Pour être appliqué, le NIP exigerait des particuliers qu’ils déclarent au fisc l’étendue de leurs actifs et passifs au-delà d’un certain seuil de patrimoine. Ce seuil pourrait par exemple être fixé à 1,5 million de dollars d’actifs nets. La constitution de ce nouveau registre permettrait par ailleurs au gouvernement de bénéficier d’informations financières qui rendraient possible une mesure plus précise des inégalités de richesse au Québec.
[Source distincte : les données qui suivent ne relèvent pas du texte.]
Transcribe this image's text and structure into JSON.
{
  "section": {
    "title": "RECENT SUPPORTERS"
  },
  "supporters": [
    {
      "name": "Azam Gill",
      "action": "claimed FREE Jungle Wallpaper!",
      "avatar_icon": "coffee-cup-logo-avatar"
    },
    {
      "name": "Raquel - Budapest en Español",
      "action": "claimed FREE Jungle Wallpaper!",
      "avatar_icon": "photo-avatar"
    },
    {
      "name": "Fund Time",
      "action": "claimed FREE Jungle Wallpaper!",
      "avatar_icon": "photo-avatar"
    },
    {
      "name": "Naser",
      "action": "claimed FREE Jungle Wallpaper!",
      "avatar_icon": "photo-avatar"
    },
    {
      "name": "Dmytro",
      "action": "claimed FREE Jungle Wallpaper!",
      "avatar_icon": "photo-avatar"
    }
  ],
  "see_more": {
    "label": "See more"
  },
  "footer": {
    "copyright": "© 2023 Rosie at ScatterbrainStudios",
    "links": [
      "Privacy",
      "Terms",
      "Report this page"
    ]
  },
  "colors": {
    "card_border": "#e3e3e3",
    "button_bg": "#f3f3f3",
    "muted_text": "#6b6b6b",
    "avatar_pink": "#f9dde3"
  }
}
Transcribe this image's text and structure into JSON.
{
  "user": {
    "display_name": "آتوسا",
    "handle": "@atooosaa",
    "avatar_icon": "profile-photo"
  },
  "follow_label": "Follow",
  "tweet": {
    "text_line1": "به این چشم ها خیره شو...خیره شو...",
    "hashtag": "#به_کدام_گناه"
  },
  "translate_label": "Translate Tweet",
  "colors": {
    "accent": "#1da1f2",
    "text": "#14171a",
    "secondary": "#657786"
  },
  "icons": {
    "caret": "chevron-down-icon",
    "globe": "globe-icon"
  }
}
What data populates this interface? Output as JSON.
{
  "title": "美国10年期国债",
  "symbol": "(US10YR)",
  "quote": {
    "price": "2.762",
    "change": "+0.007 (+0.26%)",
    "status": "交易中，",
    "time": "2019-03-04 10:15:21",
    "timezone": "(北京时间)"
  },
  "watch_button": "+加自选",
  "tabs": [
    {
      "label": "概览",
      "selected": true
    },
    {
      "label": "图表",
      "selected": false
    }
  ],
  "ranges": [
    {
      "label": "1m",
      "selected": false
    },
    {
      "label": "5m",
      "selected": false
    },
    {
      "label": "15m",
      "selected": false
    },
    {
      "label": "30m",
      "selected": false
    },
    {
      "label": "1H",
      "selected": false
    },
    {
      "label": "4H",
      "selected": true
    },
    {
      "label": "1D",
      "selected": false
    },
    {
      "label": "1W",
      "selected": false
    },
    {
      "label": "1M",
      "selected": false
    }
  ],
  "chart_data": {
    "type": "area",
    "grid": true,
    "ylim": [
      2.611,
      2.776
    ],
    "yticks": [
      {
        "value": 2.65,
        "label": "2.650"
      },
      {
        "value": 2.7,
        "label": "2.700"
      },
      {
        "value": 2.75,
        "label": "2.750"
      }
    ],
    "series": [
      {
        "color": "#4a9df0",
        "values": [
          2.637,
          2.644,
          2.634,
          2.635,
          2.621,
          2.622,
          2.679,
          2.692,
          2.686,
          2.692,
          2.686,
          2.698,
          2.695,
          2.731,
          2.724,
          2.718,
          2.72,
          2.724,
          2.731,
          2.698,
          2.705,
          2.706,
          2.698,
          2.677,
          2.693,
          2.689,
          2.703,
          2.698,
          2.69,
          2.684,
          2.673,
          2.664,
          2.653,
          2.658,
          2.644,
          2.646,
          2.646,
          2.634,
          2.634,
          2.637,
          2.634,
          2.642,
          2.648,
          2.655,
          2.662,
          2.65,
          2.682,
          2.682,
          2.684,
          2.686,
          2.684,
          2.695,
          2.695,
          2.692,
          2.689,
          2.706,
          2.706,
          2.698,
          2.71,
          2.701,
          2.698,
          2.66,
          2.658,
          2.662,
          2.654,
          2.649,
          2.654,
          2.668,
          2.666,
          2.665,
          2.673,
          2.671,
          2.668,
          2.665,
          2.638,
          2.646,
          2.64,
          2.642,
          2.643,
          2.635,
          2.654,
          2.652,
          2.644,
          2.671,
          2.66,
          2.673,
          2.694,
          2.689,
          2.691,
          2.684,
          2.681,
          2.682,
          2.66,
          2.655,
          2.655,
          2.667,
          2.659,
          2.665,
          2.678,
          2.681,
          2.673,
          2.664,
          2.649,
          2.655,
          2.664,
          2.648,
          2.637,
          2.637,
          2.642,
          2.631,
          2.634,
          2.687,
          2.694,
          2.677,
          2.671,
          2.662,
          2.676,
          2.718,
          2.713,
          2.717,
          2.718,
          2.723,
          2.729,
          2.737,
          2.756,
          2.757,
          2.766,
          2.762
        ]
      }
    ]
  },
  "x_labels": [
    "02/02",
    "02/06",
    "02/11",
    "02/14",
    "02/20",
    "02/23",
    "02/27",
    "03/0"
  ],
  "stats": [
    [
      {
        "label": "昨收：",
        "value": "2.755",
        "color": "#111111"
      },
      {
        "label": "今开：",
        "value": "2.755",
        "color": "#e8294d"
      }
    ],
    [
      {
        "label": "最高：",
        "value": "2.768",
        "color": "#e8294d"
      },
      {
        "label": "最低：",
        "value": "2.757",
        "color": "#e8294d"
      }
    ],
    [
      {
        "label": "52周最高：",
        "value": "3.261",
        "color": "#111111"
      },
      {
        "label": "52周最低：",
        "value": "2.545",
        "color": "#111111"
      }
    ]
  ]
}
En plus de contribuer à une meilleure répartition de la richesse et de financer les services publics, cette ponction fiscale serait réinjectée dans l’économie québécoise plutôt que de s’accumuler dans les coffres d’une poignée de familles privilégiées.
1 Ce n’est pas le seul motif qui explique la détérioration du financement des services au Québec. L’adoption d’approches administratives inspirées de la nouvelle gestion publique, par exemple, mène à du gaspillage. Il y a donc malfinancement en plus du sous-financement. Guillaume HÉBERT, Analyse des nouvelles tendances gestionnaires et de leurs effets – Fiche no 1 : la nouvelle gestion publique, fiche socioéconomique, IRIS, 2024.
* L’auteur remercie Mario Jodoin pour ses commentaires durant la préparation de cette fiche.
2 De fait, ces montants sont sous-estimés puisqu’il y avait une plus grande proportion de personnes dans le haut de la pyramide des revenus en 2022 qu’en 2000. Par exemple, il y avait 0,49 % des contribuables qui gagnaient au moins 180 000 $ en 2000 et 1,03 % qui gagnaient, en 2020, 250 000 $ et plus (un seuil qui correspond à celui de 180 000 $ en 2000, une fois ajusté pour tenir compte de l’inflation). Cela signifie que si l’on appliquait en 2020 les mêmes barèmes d’imposition qu’en 2000, davantage de contribuables auraient une plus grande part de leur revenu dans le palier d’imposition supérieur.
3 Jim STANFORD, Faits et mythes sur l’imposition des gains en capital, rapport de recherche, Centre for Future Work et IRIS, août 2024.
4 STATISTIQUE CANADA, Tableau 11-10-0049-01, calculs de l’auteur.
5 Nigel WODRICH et Aidan WORSWICK, Estimation de la queue supérieure de la distribution du patrimoine au Canada, rapport, Bureau du directeur parlementaire du budget, 17 juin 2020. Dans l’ESF de 2016, les revenus étaient plafonnés à 27 millions de dollars.
6 STATISTIQUE CANADA, Tableau 36-10-0450-01.
7 Tommy GAGNÉ-DUBÉ (dir.), Bilan de la fiscalité au Québec – Édition 2024, Cahier de recherche 2024-01, Chaire de recherche en fiscalité et finances publiques, 2024.
8 État fiscalité du Québec, CPP (section sur les impôts sur le patrimoine).
9 STATISTIQUE CANADA, Tableau 11-10-0049-01. Calculs de l’auteur. On obtient ce chiffre à partir de la valeur médiane du quintile le plus riche.
10 STATISTIQUE CANADA, Tableau 11-10-0075-01.
11 STATISTIQUE CANADA, Tableau 36-10-0661-01. Calculs de l’auteur.